Así lo vivimos

El "Piojo" de siempre

Xolos está en semifinales, dos veces fue superlíder y pelea por un título más en su joven historia como franquicia de la mano de Miguel Herrera, que en el verano regresará a donde más lo extrañan. Aunque dice que “todavía” no tiene acuerdo con nadie, va a dirigir, otra vez al América.

Volverá a ser el técnico más mediático. Será de nuevo aspirante a dirigir la selección nacional a pesar de los errores fuera de la cancha que le costaron el puesto. Una disputa personal le costó romper el proyecto de Rusia 2018 y tomar un camino completamente distinto.

No se quedó ahí por su temperamento y no ha dado ninguna muestra de cambio. Es cierto que contagia esa energía, que ha sido un técnico exitoso y conecta con la tribuna, pero también acaba mentándole la madre y retando a golpes a cualquiera que le grita. Para su desgracia, las cámaras de los teléfonos celulares graban esos desatinos, que ha presentado desde que era jugador, pero pocos quedaron registrados.
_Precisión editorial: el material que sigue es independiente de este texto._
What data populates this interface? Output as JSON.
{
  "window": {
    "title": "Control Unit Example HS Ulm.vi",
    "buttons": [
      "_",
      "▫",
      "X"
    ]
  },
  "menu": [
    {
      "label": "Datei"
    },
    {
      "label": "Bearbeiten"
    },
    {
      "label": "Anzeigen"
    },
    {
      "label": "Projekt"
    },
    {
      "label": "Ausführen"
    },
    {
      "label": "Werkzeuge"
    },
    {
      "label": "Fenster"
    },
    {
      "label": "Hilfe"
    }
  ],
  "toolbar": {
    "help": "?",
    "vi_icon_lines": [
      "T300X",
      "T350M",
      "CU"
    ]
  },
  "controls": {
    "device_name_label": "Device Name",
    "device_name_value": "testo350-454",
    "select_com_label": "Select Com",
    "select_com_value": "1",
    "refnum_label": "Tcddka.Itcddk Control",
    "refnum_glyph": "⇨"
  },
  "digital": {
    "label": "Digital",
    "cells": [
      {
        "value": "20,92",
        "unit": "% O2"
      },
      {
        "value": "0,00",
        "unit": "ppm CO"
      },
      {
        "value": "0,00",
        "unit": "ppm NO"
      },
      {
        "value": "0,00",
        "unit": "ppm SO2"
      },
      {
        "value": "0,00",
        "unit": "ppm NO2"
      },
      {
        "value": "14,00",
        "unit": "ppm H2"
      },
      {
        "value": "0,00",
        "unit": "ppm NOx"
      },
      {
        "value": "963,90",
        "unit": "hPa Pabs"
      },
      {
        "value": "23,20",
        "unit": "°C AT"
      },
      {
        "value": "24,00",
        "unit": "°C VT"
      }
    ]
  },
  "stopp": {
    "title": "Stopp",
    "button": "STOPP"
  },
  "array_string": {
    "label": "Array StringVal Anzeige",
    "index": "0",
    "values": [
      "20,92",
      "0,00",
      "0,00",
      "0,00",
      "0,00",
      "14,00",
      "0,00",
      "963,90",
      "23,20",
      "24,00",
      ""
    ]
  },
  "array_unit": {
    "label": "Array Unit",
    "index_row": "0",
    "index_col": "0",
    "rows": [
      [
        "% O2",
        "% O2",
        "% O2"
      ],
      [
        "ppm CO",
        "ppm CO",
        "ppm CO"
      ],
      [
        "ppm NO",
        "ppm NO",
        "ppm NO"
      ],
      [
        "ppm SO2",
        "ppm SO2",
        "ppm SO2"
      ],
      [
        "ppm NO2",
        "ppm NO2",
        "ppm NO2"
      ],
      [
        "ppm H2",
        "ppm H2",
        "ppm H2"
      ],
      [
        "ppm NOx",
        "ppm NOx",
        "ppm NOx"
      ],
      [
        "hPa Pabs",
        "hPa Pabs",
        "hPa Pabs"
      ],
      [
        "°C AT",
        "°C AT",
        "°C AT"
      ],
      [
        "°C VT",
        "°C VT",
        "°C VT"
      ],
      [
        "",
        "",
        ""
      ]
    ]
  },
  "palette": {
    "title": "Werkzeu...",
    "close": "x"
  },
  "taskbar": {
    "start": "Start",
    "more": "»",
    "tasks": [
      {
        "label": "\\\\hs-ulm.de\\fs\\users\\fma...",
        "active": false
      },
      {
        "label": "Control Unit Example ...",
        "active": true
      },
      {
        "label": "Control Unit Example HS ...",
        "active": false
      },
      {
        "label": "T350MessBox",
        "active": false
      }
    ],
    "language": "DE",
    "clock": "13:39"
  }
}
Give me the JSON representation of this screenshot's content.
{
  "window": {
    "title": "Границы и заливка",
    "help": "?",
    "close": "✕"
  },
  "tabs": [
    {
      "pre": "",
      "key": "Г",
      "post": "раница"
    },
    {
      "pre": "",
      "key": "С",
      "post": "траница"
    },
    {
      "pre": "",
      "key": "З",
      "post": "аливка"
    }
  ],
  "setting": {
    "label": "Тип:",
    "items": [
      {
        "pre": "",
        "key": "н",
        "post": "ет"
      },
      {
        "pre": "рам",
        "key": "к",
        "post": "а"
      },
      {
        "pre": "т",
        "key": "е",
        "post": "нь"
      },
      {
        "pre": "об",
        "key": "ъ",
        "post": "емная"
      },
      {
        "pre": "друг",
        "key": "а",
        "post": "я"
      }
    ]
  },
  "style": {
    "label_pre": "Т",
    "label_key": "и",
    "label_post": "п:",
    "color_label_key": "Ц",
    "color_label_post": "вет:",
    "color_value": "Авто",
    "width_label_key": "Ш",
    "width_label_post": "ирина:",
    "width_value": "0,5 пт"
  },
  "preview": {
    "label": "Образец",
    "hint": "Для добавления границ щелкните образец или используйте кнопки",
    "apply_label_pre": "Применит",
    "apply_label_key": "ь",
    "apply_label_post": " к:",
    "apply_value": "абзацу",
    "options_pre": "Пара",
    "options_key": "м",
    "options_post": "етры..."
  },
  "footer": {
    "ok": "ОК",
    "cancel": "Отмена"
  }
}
Ya perdió el trabajo que todo entrenador mexicano sueña y pasó la última parte del torneo suspendido con Xolos. Ahora despertará el morbo al momento de saludar al Tuca Ferretti, al que ya le mandó el mensaje de que cerrara el hocico, por ventilar lo que todos saben. Tijuana negociará con América para sacar algo de los seis meses de contrato que todavía tenía con Herrera.

Seguramente ha escuchado mil veces el consejo, debe dejar de autosabotearse y obstaculizar su propio trabajo con altercados, pero solo él puede hacer el cambio real. Ese abandono mediático del que se quejaba Antonio Mohamed cuando dirigía en la frontera ayudaron a que tuviera poca repercusión el incidente de mediados de marzo, pero cuando esté de regreso en el banquillo del equipo más ganador de México no puede darse esos lujos y la directiva no puede consentir ese comportamiento, por muy buenos que sean los resultados.